Digital Privacy with Aran Khanna

When Aran Khanna was a college student, he accepted an internship to work at Facebook.

Even before his internship started, he started playing around with Facebook’s APIs and applications. Aran built a Chrome extension called Marauder’s Map, which used Facebook Messenger’s web APIs to track where people lived, what their schedule was, and other highly sensitive information. These were not public features of Messenger, but Aran was able to reverse engineer the APIs.

As a result, of making Marauder’s Map, Aran’s invitation to work at Facebook was retracted. Aran remained curious about the norms of publicly available social network data, and the second order data sets that could be built on top. Out of this curiosity, Aran created a tool called Money Trail, which used public Venmo data to model a graph of how users were paying each other.
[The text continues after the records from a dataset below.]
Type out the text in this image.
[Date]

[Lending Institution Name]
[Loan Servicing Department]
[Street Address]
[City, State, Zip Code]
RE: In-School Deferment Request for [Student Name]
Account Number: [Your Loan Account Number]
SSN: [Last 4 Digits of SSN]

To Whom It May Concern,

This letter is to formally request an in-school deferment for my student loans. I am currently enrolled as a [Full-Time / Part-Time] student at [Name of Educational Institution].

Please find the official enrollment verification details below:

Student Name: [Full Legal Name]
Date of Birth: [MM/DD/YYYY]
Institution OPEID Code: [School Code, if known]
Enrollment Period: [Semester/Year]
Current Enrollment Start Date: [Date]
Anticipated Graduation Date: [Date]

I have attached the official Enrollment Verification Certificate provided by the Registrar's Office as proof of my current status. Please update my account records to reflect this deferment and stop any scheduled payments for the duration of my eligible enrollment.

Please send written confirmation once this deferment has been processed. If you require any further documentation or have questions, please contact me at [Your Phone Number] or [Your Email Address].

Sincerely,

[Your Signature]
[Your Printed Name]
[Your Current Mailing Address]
Aran showed for a second time that data that seems innocent to share can be repurposed to identify, classify, and incriminate users.

Developers of these online applications face tradeoffs between privacy, convenience, and security. By interacting with these applications, we generate data that suggests how we think, what we like to do, and who we are affiliating with. Google and Facebook probably understand you better than you understand yourself.

Aran Khanna previously was on the show to talk about machine learning at the edge. At the time he worked at Amazon Web Services. He now works as a digital privacy researcher. His background in machine learning makes him well-equipped to talk through the subtleties of modern digital privacy. In this show, Aran returns to talk through the finer points of privacy, data, and artificial intelligence.